Tanuki-Anime

Tanuki.pl

Wyszukiwarka recenzji

Otaku.pl

Anime

Oceny

Ocena recenzenta

9/10
postaci: 10/10 grafika: 7/10
fabuła: 9/10 muzyka: 7/10

Ocena redakcji

9/10
Głosów: 3 Zobacz jak ocenili
Średnia: 8,67

Ocena czytelników

8/10
Głosów: 110
Średnia: 8,5
σ=1,57

Kadry

Zrzutka
Zrzutka
Zrzutka
Zrzutka
Źródło kadrów: Własne (Kysz)
Więcej kadrów

Wylosuj ponownieTop 10

Uchuu Kyoudai

Rodzaj produkcji: seria TV (Japonia)
Rok wydania: 2012
Czas trwania: 99×24 min
Tytuły alternatywne:
  • 宇宙兄弟
  • Space Brothers
Tytuły powiązane:
Widownia: Seinen; Pierwowzór: Manga; Miejsce: Japonia; Czas: Przyszłość; Inne: Realizm
zrzutka

Rzecz o dwóch braciach, marzeniach i kosmosie. Rzadka perła obyczajowa dla nieco dojrzalszych widzów.

Dodaj do: Wykop Wykop.pl
Ogryzek dodany przez: Avellana

Recenzja / Opis

Było raz sobie dwóch braci, którzy widzieli UFO. Po tym fascynującym zdarzeniu postanowili, że w przyszłości sami polecą w kosmos, by zbadać ową tajemnicę. Lata płynęły i w końcu młodszemu z braci udało się zrealizować dziecięce marzenie – został astronautą. Lecz cóż się stało ze starszym, który przecież powinien przecierać szlaki?

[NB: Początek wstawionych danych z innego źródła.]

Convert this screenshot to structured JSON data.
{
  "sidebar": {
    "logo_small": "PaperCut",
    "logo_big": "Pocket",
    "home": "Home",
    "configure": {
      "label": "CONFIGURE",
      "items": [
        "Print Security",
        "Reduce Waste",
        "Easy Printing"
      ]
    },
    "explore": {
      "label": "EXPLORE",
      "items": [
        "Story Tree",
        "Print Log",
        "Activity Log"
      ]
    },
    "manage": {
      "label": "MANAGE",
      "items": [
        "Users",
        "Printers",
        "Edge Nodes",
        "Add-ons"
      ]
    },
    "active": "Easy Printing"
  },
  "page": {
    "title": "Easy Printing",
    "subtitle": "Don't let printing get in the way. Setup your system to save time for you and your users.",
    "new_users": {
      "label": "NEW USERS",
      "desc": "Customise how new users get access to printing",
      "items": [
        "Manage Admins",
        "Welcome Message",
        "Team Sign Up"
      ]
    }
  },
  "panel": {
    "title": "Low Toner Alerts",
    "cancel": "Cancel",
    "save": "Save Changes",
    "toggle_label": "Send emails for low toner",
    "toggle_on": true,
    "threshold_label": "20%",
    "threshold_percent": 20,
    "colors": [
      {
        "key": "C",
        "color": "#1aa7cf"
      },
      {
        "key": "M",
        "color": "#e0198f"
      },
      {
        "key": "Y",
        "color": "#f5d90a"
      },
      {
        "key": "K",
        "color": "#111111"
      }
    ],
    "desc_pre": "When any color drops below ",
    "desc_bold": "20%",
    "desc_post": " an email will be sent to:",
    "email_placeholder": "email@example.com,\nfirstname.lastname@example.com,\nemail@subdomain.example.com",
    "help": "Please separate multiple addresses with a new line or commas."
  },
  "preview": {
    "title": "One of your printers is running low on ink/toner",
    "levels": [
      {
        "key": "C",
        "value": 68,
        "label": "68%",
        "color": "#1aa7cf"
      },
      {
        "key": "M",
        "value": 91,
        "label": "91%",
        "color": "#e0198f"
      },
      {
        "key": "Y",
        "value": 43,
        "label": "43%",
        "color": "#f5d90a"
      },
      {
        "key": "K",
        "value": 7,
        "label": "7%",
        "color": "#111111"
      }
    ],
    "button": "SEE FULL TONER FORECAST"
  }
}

Mutta Nanba, starszy z braci, pracuje obecnie w branży samochodowej. A właściwie pracował, bowiem zwolnili go za uderzenie z główki szefa, który miał czelność obrazić jego brata (notabene było to zachowanie rozmyślnie imitujące słynną „główkę” Zinedine Zidane’a). Zrezygnowany i całkowicie wypalony, musi z powrotem zamieszkać z rodzicami, niezbyt zresztą zadowolonymi z takiego obrotu spraw. Trzydziestokilkuletniemu mężczyźnie wydaje się, że zmarnował życie, a teraz jest już za późno na realizacje marzeń. Czasami jednak wystarczy wykonać za taką osobę pierwszy krok, by wróciła ona na właściwą ścieżkę. Za ten pierwszy krok odpowiedzialna zostaje jego rodzina, która w tajemnicy przed Muttą wysyła w jego imieniu zgłoszenie do JAXA (japońskiej agencji kosmicznej) przeprowadzającej właśnie wstępne egzaminy dla kandydatów na astronautów. Mutta tym razem wykorzystuje swoją szansę i tak zaczyna się jego spóźniona przygoda z kosmosem.

W prawie stu odcinkach tej serii dostajemy solidnie rozbudowaną, wielowątkową fabułę. Pierwsze skrzypce gra oczywiście Mutta – to z jego perspektywy oglądamy większość wydarzeń. Z czasem jednak poznajemy także historie pozostałych bohaterów i to nawet tych, wydawałoby się, mało ważnych, którzy na ekranie pojawiają się stosunkowo krótko. Pozwala to na poruszenie wielu różnych aspektów związanych z astronautyką, co byłoby niemożliwe, gdyby skupić się tylko na jednym bohaterze. Przykładowo, Mutta jest singlem – nie ma nawet stałej partnerki, nie mówiąc już o żonie czy dziecku. W jego przypadku oddawanie się tak czasochłonnej pracy jest o wiele prostsze, niż jeśli chodzi o poznanego podczas egzaminów Kenjiego, który musi godzić obowiązki zawodowe z zobowiązaniami rodzinnymi.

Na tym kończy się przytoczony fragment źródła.